In this study, the effects of solidification conditions on the grain refinement capacity of heterogeneous nuclei TiC in directionally solidified Ti6Al4V alloy were investigated using experimental and numerical approaches. Ti6Al4V powder with and without TiC particles in a Ti6Al4V sheath was melted and directionally solidified at various solidification rates via the floating zone melting method. In addition, by using the phase field method, the microstructural evolution of directionally solidified Ti6Al4V was simulated by varying the temperature gradient G and solidification rate V. As the solidification rate increased, the increment of the prior β grain number by TiC addition also increased. There are two reasons for this: first, the amount of residual potent heterogeneous nuclei TiC is larger. Second, the amount of TiC particles that can nucleate becomes larger. This is because increasing the constitutional undercooling ΔT_c leads to the activation of a smaller radius of heterogeneous nuclei and a higher nucleation probability from each radius. At a cooling rate R higher than that in the floating zone melting experiment (R = 3 to 1000 K/s), the maximum degree of constitutional undercooling ΔT_c,Max has a peak value, which suggests that constitutional undercooling ΔT_c has a smaller contribution at higher cooling rates, such as those that occur during electron beam melting (EBM), including laser powder bed fusion (LPBF).

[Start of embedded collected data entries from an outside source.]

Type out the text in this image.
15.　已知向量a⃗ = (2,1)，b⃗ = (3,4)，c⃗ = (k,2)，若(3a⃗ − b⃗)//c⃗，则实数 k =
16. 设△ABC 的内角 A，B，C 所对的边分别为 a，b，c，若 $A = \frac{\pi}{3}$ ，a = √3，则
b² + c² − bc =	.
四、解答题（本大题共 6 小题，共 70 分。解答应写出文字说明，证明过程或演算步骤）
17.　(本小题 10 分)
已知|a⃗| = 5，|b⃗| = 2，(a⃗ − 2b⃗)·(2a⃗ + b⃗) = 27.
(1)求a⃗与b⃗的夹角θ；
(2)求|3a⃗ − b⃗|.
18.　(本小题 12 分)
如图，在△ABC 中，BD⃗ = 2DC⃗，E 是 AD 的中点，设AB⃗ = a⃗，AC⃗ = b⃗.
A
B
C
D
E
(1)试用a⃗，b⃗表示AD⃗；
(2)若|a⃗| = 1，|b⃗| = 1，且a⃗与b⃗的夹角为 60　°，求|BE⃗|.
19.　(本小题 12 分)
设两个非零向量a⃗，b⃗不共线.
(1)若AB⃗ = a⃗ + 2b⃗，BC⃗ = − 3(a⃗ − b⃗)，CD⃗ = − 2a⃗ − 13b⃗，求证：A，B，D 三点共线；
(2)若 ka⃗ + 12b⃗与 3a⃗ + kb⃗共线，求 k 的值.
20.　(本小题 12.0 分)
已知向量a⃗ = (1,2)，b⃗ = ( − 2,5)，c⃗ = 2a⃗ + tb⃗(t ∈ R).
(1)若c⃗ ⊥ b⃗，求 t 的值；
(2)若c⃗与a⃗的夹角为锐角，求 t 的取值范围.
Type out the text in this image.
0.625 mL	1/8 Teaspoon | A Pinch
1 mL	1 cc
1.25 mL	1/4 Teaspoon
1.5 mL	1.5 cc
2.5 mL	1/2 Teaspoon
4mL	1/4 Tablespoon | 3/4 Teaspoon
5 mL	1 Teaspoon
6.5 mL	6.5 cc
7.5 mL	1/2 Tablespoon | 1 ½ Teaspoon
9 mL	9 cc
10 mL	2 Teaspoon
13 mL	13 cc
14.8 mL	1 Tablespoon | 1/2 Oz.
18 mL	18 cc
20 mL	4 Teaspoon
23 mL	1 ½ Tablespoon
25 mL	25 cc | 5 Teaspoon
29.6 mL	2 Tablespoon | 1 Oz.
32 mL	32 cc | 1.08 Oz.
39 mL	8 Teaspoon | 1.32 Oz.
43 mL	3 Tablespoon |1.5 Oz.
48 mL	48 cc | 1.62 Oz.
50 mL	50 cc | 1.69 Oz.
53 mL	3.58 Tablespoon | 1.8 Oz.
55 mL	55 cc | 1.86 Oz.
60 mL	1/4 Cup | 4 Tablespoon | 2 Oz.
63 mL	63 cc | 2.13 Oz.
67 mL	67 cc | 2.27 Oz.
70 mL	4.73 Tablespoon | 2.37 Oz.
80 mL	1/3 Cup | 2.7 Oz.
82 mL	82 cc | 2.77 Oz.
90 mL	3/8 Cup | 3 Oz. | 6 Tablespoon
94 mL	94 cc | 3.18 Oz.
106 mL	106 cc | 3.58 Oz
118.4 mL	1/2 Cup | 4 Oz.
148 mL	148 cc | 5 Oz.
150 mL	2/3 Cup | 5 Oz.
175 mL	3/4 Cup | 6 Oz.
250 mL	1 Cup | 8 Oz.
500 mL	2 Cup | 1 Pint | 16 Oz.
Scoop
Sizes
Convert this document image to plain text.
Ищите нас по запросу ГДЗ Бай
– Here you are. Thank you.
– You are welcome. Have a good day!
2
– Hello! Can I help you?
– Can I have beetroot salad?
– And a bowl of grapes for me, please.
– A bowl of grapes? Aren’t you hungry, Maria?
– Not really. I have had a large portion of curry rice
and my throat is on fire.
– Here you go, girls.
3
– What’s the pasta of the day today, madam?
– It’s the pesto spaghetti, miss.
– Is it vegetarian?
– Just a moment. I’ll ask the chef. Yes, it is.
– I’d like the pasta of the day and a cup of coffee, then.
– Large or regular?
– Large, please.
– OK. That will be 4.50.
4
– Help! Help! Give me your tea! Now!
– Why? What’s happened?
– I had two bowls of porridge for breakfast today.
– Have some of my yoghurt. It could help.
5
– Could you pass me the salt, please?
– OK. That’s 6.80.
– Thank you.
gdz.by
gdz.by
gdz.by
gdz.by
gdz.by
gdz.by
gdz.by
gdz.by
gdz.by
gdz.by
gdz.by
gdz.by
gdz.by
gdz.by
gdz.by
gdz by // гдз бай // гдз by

在这项研究中，使用实验和数值方法研究了凝固条件对定向凝固 Ti6Al4V 合金中异质核 TiC 晶粒细化能力的影响。Ti6Al4V 粉末在 Ti6Al4V 护套中含有和不含 TiC 颗粒，通过浮区熔炼方法以不同的凝固速率进行熔融和定向凝固。此外，利用相场法，通过改变温度梯度G和凝固速率V模拟了定向凝固 Ti6Al4V 的显微组织演变。随着凝固速度的增加，先验β的增加添加 TiC 后的晶粒数也增加了。这有两个原因：第一，残留的有效异质核 TiC 的量较大。其次，可以成核的TiC颗粒量变大。这是因为增加结构过冷度 Δ T _c会导致较小半径的异质核被激活，并且每个半径的成核概率更高。在高于浮区熔化实验的冷却速率R 下（R = 3 至 1000 K/s），最大结构过冷度 Δ T _c,Max出现峰值，表明结构过冷 Δ T _c 在较高冷却速率下的贡献较小，例如在电子束熔化 (EBM) 期间发生的冷却速率，包括激光粉末床熔化 (LPBF)。